Gaedel walked on four straight pitches. He ran down the first base line, stepped on the bag, tipped his hat to the roaring crowd, and ran off the field. "Man, I felt like Babe Ruth," Gaedel recalled, in a touching memory of his immortal moment. Jim Delsing ran onto the field to pinch-run for the departing Gaedel. The Tigers won the game 6-2.
The next day, American League president Will Harridge declared that Eddie Gaedel's plate appearance would never be repeated and that his name would be stricken from baseball's record book. He was right on the first count, but wrong on the second. Edward Carl "Eddie" Gaedel is immortalized in baseball's record book: "1951, pinch-hitter, St. Louis Browns- 1 game, 1 plate appearance, 1 walk, and a perfect on-base percentage of 1.000."

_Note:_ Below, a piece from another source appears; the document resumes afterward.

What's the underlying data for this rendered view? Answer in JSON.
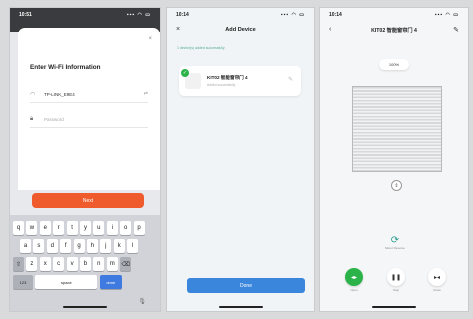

At 3'7" and 65 pounds, he is both the shortest and the lightest ever batter in Major League history. Eddie was paid $100 for his brief but unforgettable at-bat, but he made $17,000 on TV appearances resulting from it. Eddie could have made a lot more money from his historic at-bat; the offers poured in, but he hated to travel, preferring to stay in Chicago.
In 1951, the Tigers finished the season in fifth place, while the Browns finished in their customary slot -dead last. In 1959, Eddie made his last public appearance, dressed as a Martian and appearing out of a flying saucer at Comiskey Park in Chicago. He presented his Martian ray gun to White Sox players Nellie Fox and Minie Minoso. The owner of the 1959 White Sox? Bill Veeck- who else?
Sadly, Eddie was brutally beaten up in a mugging/robbery two years later. (For most of his adult life, he had a chronic drinking problem and was known for getting into severe bar fights.) On June 8, 1961, he was found dead in his room by a family member. Somehow, after his savage beating, he had managed to make it back to his home.
The Chicago Police Department refused to investigate the crime any further because of Eddie's notorious reputation. Bob Cain drove 300 miles to Chicago to make it to Eddie's funeral. For the last ten years of his life, Eddie and Bob had exchanged Christmas cards. Cain was the only Major League player to attend the funeral. Bill Veeck didn't make it, saying he was "too busy."
In 1999, the sporting news voted Eddie Gaedel's plate appearance as #1 on their list of "Unusual and Unforgettable Moments" in baseball history. Eddie Gaedel's St. Louis Browns unforgettable number 1/8 uniform is in the Baseball Hall of Fame. His autograph now sells for more than Babe Ruth's.